Less than a month before Election Day, the “election integrity” group True The Vote is battered, bewildered and disappointed. The upcoming election landscape will hardly resemble the “ground war” they were hoping for. Voter fraud as a thing has been exposed by civil rights watchdogs and a wide range of journalists as pure conspiracy theory. And civil rights legal advocates have at least temporarily blocked all of the most strict voter ID laws for which they fought so hard. But while True the Vote is down, they’re certainly not out. The group still hopes to make an impact in November, though they’ve downgraded their self-descriptors from “armies” prepared for “ground wars” to “grannies with clipboards.” Besides their cheering for billboards warning that voter fraud is a felony targeted in poor, black neighborhoods in Ohio, their last operative hope is to shake down states, including Ohio, that don’t comply with their purging demands with frivolous lawsuits.

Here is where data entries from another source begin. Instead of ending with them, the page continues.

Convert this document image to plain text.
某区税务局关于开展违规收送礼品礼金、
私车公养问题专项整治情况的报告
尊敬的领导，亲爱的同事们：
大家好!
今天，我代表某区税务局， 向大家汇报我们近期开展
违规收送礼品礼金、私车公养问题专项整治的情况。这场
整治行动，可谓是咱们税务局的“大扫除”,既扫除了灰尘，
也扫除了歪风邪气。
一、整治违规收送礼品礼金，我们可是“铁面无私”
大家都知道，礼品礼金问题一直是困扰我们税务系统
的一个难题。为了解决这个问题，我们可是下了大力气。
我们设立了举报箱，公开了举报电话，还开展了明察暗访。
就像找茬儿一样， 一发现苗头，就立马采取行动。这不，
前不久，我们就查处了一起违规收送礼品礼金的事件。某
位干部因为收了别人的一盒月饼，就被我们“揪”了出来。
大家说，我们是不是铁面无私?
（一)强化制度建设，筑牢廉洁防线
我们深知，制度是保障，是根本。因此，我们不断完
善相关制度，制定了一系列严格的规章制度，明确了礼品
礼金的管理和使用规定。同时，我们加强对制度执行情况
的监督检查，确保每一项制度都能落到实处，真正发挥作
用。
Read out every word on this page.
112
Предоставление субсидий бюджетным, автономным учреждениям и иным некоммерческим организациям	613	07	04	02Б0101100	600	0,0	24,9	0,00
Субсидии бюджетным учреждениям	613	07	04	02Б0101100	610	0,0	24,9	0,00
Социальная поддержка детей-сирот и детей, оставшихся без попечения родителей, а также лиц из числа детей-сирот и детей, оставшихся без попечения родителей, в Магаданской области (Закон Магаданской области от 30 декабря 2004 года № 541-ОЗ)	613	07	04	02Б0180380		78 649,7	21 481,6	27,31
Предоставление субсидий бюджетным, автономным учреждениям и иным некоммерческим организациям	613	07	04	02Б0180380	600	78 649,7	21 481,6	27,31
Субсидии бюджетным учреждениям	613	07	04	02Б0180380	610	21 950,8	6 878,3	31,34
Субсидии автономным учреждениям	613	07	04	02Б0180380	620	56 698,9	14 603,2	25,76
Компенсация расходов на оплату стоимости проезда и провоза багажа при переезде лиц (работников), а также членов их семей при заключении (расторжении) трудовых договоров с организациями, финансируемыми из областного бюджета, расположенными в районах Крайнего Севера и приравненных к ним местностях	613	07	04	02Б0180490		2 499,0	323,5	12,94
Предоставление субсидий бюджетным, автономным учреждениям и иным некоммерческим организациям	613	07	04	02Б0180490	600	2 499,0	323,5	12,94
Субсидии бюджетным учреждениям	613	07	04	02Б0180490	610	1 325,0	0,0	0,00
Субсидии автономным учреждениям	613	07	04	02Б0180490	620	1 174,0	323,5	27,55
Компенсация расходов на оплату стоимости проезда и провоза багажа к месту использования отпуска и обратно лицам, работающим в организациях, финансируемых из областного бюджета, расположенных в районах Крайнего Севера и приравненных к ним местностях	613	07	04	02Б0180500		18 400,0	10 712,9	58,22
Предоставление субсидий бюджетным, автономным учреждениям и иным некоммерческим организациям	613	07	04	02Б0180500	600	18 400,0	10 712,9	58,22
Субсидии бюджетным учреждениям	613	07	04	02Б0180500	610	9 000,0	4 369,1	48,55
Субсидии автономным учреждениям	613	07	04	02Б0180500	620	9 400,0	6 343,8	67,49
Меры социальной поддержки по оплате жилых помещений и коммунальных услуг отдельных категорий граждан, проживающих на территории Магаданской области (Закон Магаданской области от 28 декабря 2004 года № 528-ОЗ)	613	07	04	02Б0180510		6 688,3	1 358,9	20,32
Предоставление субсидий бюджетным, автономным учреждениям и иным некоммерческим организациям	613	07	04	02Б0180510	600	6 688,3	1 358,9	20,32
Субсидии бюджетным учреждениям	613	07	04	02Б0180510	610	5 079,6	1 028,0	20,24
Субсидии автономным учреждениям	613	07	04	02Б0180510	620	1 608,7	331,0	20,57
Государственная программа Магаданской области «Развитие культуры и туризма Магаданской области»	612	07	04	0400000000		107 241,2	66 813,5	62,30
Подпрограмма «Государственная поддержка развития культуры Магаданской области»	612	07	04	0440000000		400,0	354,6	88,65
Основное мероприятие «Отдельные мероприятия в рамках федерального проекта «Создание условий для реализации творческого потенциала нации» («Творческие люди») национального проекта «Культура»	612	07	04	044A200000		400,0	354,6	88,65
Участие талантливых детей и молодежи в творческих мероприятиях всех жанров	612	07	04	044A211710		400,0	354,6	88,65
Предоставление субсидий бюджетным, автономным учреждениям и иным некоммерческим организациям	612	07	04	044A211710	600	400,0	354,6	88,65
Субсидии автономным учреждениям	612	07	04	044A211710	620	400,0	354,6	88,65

A true army, encompassing journalists, lawyers, election protection volunteers, civil rights activists and the ranking Democrat on the House Committee on Oversight and Government Reform will be watching the watchers throughout early voting periods and on Election Day. The real question now is, if things go awry with any of the clipboard grannies, will True the Vote have its volunteers’ backs? If recent news reports are any indication, it sounds like the volunteers True the Vote has recruited will be on their own.
True the Vote attorney Brock Akers told The American Prospect’s Abby Rapaport that True the Vote has “no relationship with any other groups and [is] not aware of others describing themselves as ‘empowered.’” Akers was flat out lying. Colorlines created a map that points to no less than two dozen groups True the Vote is aware of. One of those groups, the Virginia Voters Alliance, has a YouTube video posted where one of its leaders clearly spells out the training relationship, and also spells out why True the Vote told them not to use their name—“because of all of the lawsuits they had been getting in Houston,” VVA’s Reagan George explains.